“I had absolutely no reason to believe that these authority figures would lie and deceive over such a disaster.”
This is a man who revels in a lavishly maintained reputation for speaking truth to power, for refusing to kow-tow to vested interests and who, famously, boasts about informing a Prime Minister that he was poised to empty a “bucket of shit” over him in the aftermath of Black Wednesday.
He is, in other words, a man who actively resists believing what “authority figures” say and, like many journalists, presumes that they are at best massaging facts to suit their own agenda and at worst lying until it has been proven otherwise.

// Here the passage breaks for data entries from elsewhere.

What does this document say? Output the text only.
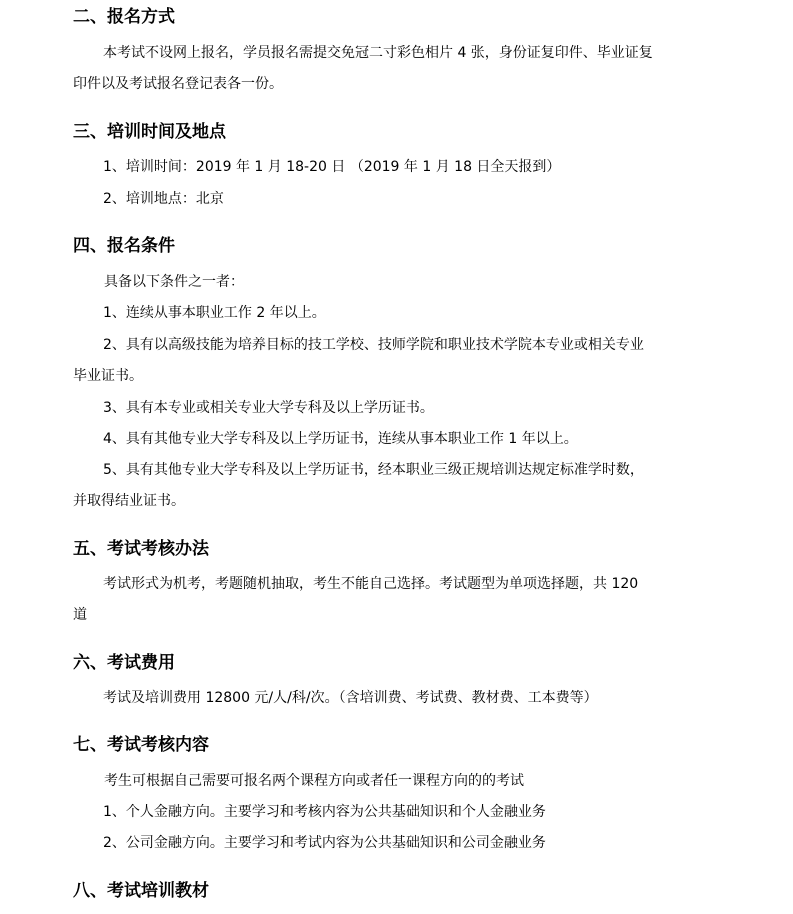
二、报名方式
本考试不设网上报名，学员报名需提交免冠二寸彩色相片 4 张，身份证复印件、毕业证复
印件以及考试报名登记表各一份。
三、培训时间及地点
1、培训时间：2019 年 1 月 18-20 日 （2019 年 1 月 18 日全天报到）
2、培训地点：北京
四、报名条件
具备以下条件之一者：
1、连续从事本职业工作 2 年以上。
2、具有以高级技能为培养目标的技工学校、技师学院和职业技术学院本专业或相关专业
毕业证书。
3、具有本专业或相关专业大学专科及以上学历证书。
4、具有其他专业大学专科及以上学历证书，连续从事本职业工作 1 年以上。
5、具有其他专业大学专科及以上学历证书，经本职业三级正规培训达规定标准学时数，
并取得结业证书。
五、考试考核办法
考试形式为机考，考题随机抽取，考生不能自己选择。考试题型为单项选择题，共 120
道
六、考试费用
考试及培训费用 12800 元/人/科/次。（含培训费、考试费、教材费、工本费等）
七、考试考核内容
考生可根据自己需要可报名两个课程方向或者任一课程方向的的考试
1、个人金融方向。主要学习和考核内容为公共基础知识和个人金融业务
2、公司金融方向。主要学习和考试内容为公共基础知识和公司金融业务
八、考试培训教材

And speaking of journalism, every other paper in the country was also in receipt of the agency copy which contained these accusations and allegations by police officers and the odious Tory grandee Sir Irvine Patnick. Every other editor in the country understood that they were allegations and accusations, not facts and as such far from being “The Truth”. Whatever he may claim from the corner he has been backed into, Kelvin Mackenzie understood this too. He also understood that the headline ‘Police Accuse Drunken Fans’, with which The Daily Express accurately reported the same story, would not attract as much attention or controversy as “The Truth.” His hunger for attention, his hubris if you like, saw him knowingly report unchecked allegations as truth, self-serving accusations as fact.
But what is most interesting about the line of apology above is what it says only obliquely. While slavishly swallowing the rancid calumnies of policeman and politician alike, what possible reason did Mackenzie - the man of the people, the champion of the downtrodden, the editor Wot Won It – have to believe that every fan, every family, everybody present at Hillsborough would have to “lie and deceive over such a disaster.”

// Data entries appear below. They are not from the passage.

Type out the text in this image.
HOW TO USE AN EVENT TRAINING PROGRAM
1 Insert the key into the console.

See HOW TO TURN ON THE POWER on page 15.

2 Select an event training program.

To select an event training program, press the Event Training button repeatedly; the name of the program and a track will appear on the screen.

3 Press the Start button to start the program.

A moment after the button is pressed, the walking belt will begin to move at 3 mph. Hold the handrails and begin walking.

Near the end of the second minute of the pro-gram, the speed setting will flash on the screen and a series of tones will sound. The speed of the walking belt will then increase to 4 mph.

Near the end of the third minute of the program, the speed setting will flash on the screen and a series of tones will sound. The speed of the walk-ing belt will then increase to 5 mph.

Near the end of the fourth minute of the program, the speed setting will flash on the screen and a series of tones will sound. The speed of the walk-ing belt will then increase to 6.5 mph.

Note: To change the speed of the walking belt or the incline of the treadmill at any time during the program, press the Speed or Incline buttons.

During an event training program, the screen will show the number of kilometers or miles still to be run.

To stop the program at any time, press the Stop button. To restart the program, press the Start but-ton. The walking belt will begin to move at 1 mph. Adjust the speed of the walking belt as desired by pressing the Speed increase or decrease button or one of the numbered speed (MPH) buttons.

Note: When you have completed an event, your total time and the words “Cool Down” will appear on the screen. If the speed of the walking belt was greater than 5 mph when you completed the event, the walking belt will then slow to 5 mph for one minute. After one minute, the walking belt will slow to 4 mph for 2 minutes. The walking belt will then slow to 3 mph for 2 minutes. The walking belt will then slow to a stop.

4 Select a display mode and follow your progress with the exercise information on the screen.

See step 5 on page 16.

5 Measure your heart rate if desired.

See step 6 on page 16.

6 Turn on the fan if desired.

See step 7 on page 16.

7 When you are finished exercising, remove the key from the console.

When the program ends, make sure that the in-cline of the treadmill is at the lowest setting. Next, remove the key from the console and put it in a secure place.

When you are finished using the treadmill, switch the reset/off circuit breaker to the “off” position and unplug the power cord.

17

No other editor on Fleet Street, no other journalist in Britain, described these accusations as facts and the simple, unavoidable truth is that Mackenzie chose to. He says “I too was totally misled.” To whom does the ‘too’ refer? The journalist who wrote the story has recorded his horror at the headline under which it appeared, the agency who filed the original copy upon which the story was based have expressed their shock at the disgusting spin applied. There is no ‘too’, there is no refuge in invented company. Fellow travellers may have subsequently subscribed to the now totally discredited ‘official’ account but they didn’t do it before the bodies of the dead were cold and they did it afterwards only by climbing on to a bandwagon built by Kelvin Mackenzie.

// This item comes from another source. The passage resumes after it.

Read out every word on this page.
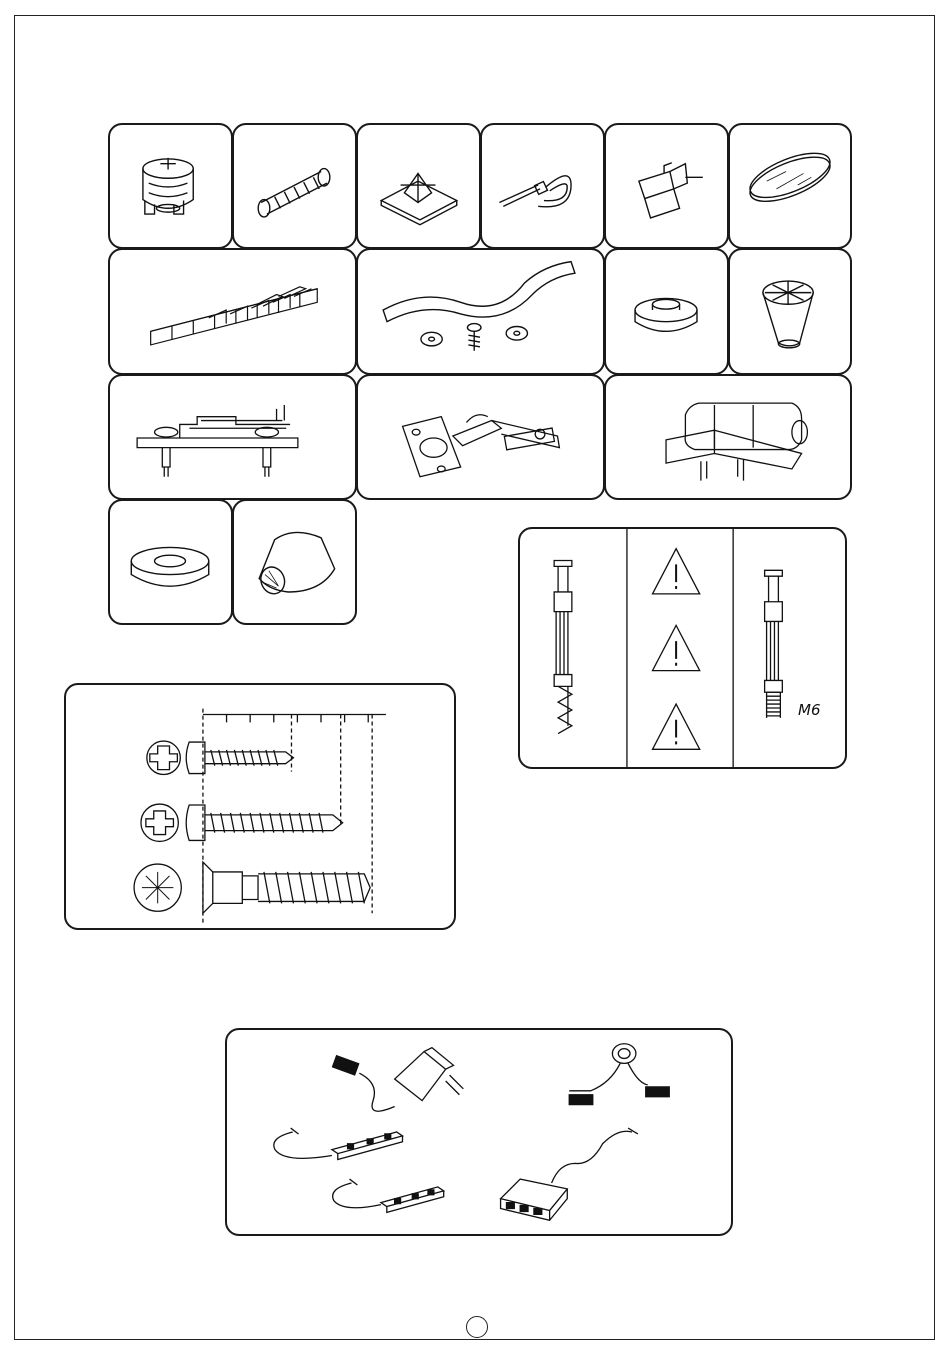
M6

Even now, even after being exposed as having spent 23 years dancing on the graves of children and compounding the misery of the bereaved, he is too wilfully myopic, too caught up in self-regard even to see the true extent and nature of his error. For when he writes that he should have written ‘The Lies’ rather than ‘The Truth’ he shows that he has learned nothing. He should, of course, have written ‘The Accusations’. Everybody else did. And then he should have set his staff the task of finding out whether the accusations were true or false. It would, I suggest, have taken them considerably less than “two decades, 400,000 documents and a two-year inquiry” to do so. But it would have demanded a desire to find out the truth and Mackenzie did not have that. It is this simple fact, more than anything, which will see him remembered not only as the worst kind of human but also as the worst kind of journalist. It says more about him than even his pathetic apology that he will probably find the latter description more hurtful than the first.